Monday, November 24, 2014


Just tell me what you want.

We want you to have some ideas you didn't get from a book, or from us. We want to push you beyond what you already know how to do. We want you to try things that are just beyond your abilities. We want you to experiment. We want you to make mistakes. We want to see growth, creativity, interesting failure. We want your reach to exceed your grasp; we want you to strive to do, and agonize to do, and fail in doing, not to tone it all down to yonder sober pleasant Fiesole. We want the jagged, awkward edges of a first effort, the unpredictable eruptions of discovery.

But then we have to put a grade on it. God damn.

Wednesday, November 5, 2014

Late-mid-semester grumpiness

I was going to do a proper post of Thinky Thoughts about the UNC athletics scandal, but at the moment this semester is kicking my ass six ways to Sunday, and I am too exhausted even to think. (Seriously, SHOOT me if I ever sign on to teach the one-credit Intro to College Life class again. $1,000 extra is SO not enough for a thirteenth hour of class time every week, and you have to spend SO much time herding freshmen: nagging them to do the online journal posts, arranging community service opportunities and hoping some of them show up, explaining the concept of comments on a paper -- which I wouldn't think would be that foreign, but two of them looked at me in utter confusion and seemed to think I wanted them to rewrite the paper. Dear God, do their high school teachers not comment at all on their work when they grade it? No wonder nobody can write.)

This particular crop of freshmen seems particularly flaky; there are about three in the entire class who are consistently completing all the assignments, and two of them are international students. Of the others, there are one or two who are consistently bright, friendly, and participatory in class, but who are well on their way to failing because they aren't completing ANY of the quizzes and journal assignments; several more who are obviously sullen and resentful but are at least making a gesture towards doing the work, and a bunch in the middle I haven't really got a read on yet. Are freshmen always like this, and I just blot it out from year to year? Or has NCLB finally ruined us forever?

I have also been having a lot of Weird Shit going on in my not-actually-freshman comp class (it's second-semester comp in the fall, so it's a motley mix of sophomores through seniors, with one true freshman who had early college credit, and one who started in the spring last year.) The latest incident, which will probably be making me cringe for years to come, involved a student who had been trying hard and doing poorly in idiosyncratic ways that suggested, to my untrained eye, that there might be disability issues involved, whether diagnosed or not. I submitted a report through the online-early-warning-reporting system, which the administration has been pushing hard for us to use, describing the student's issues in the candid and unvarnished terms one uses when talking confidentially to a colleague, suggesting he certainly needed tutoring and might need disability services...

... And by mistake, they forwarded the report to the student by e-mail.

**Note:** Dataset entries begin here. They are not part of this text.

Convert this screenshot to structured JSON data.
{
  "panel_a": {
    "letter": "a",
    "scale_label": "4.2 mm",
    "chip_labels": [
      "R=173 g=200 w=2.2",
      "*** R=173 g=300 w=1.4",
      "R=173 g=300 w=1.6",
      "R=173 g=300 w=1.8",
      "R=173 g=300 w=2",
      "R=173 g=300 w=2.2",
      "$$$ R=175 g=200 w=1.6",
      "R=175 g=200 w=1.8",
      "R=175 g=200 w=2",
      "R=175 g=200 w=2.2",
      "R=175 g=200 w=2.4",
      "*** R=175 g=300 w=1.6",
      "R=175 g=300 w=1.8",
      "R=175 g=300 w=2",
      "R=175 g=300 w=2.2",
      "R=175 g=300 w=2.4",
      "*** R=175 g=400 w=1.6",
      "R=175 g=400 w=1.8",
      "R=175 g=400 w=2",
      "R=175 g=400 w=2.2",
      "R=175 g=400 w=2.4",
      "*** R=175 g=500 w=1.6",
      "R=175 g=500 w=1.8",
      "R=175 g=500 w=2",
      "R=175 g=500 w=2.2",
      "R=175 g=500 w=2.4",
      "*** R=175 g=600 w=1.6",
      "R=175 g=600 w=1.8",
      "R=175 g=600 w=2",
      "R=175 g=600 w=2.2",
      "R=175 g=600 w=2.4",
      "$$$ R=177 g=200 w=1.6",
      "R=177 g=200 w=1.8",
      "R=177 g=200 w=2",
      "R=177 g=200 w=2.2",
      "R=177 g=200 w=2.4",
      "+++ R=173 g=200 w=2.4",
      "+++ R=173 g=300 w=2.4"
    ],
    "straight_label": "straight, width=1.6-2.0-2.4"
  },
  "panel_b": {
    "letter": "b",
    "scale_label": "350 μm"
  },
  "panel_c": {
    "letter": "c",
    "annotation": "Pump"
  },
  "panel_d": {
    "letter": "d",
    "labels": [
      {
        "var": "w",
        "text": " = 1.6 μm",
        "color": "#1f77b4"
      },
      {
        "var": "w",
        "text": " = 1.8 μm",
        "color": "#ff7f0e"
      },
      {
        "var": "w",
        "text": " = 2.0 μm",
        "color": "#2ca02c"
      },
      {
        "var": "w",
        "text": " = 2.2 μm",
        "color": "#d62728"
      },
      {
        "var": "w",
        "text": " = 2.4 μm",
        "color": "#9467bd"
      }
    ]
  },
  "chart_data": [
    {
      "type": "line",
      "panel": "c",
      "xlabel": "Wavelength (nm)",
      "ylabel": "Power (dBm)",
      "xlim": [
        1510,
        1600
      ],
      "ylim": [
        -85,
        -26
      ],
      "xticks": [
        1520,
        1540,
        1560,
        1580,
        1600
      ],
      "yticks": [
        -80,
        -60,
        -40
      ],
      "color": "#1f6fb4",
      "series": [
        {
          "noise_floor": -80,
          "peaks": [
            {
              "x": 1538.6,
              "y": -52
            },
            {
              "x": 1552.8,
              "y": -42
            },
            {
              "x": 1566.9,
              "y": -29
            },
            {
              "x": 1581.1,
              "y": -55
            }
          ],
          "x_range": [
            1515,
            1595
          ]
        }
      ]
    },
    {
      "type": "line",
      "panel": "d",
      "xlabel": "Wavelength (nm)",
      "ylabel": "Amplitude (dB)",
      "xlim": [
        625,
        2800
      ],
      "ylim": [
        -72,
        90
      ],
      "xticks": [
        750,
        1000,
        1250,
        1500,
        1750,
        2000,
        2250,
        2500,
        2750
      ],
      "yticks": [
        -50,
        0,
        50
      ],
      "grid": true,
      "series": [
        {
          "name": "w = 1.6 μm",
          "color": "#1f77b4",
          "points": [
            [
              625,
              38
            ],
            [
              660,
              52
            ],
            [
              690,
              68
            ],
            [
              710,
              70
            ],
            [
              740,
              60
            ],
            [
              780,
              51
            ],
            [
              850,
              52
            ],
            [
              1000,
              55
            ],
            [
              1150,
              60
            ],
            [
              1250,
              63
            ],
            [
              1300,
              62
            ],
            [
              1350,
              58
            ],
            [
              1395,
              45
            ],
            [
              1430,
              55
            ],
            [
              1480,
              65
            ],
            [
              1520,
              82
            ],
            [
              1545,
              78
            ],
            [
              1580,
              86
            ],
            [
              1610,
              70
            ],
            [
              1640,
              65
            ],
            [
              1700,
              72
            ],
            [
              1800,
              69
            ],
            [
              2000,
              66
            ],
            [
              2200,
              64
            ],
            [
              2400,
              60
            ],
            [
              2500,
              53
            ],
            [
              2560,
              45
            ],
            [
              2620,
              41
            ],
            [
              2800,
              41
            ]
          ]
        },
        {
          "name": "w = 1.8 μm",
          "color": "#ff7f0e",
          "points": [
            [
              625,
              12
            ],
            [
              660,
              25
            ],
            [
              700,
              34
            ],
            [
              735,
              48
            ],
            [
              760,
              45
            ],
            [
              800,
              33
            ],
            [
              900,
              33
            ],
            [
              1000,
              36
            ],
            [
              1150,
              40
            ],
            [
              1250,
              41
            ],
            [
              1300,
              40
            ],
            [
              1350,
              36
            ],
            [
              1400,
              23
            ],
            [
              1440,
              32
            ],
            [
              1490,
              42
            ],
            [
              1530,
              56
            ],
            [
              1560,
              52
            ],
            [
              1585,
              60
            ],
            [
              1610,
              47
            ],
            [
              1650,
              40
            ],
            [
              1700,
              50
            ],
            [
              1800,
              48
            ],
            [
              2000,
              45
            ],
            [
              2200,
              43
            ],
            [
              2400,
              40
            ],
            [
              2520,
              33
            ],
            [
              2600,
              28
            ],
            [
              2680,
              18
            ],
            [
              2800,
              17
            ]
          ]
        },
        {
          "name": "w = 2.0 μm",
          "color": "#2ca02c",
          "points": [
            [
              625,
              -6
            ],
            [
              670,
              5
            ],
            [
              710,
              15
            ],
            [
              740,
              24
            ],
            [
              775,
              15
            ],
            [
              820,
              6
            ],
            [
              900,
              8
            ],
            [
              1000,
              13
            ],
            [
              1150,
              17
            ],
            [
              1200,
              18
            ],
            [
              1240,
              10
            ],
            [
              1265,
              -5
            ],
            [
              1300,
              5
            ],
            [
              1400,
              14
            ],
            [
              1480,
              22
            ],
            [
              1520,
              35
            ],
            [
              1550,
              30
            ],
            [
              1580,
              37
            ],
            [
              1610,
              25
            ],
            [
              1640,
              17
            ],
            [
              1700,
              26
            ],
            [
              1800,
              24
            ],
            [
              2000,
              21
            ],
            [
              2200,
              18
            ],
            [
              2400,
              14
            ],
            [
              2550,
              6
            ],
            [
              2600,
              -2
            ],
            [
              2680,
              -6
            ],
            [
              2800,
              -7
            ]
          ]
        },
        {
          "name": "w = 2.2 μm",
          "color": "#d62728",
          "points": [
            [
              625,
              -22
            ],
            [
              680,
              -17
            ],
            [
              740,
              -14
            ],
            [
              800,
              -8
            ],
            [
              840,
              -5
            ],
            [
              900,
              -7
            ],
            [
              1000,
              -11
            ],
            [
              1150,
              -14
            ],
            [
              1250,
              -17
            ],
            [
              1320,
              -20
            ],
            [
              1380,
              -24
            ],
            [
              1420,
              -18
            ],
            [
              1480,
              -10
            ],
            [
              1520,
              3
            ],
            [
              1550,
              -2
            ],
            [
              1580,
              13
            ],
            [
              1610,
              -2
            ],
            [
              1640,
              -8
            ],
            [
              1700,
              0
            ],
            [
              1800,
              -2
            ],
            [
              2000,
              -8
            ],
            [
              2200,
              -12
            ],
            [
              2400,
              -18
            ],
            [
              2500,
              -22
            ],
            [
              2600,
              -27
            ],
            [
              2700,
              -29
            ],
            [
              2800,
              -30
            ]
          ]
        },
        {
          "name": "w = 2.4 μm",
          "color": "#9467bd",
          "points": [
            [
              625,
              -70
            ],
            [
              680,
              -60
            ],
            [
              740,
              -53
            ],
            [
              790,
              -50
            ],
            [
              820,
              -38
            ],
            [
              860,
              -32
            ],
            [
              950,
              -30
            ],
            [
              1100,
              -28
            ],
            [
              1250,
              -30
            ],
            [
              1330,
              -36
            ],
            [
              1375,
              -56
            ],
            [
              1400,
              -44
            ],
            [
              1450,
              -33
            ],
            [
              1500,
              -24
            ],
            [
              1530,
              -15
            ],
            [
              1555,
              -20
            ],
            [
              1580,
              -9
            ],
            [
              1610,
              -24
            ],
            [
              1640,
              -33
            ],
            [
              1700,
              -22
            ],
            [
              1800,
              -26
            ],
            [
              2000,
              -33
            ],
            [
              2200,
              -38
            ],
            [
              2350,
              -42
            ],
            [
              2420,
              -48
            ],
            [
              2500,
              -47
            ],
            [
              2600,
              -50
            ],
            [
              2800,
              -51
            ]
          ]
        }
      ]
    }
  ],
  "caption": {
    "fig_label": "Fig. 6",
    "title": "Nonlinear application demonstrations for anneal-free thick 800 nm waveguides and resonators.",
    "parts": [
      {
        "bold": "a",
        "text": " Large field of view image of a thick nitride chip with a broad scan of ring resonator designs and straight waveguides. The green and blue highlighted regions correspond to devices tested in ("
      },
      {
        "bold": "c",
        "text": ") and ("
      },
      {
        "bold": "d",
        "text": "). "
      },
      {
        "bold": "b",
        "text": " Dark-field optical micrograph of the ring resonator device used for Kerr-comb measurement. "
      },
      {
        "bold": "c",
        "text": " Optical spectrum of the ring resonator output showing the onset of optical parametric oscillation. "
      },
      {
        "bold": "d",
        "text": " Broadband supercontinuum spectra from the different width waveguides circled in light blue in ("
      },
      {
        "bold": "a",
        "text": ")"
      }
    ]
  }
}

Word for word. I suppose I should be grateful that he doesn't actually seem to be bearing a grudge, and that it WASN'T a report complaining about the student's behavior, but THAT level of incompetence really does not make me inclined to trust the early-reporting system ever again.

So yeah, that's what it's been like for the last few weeks. This is the point in the semester when I find myself getting irrationally angry about stupid stuff, like students using the word "mechanicals" to refer to Bottom and colleagues in a paper on MND. (I'm never sure whether, or how, to correct this, since some professional literary critics do it, and they probably picked it up from their earlier teachers -- but seriously, would anybody think it was appropriate to call Shylock "the infidel" or Othello "the thick-lips" just because other characters do it? Why do class-based pejoratives get a pass?)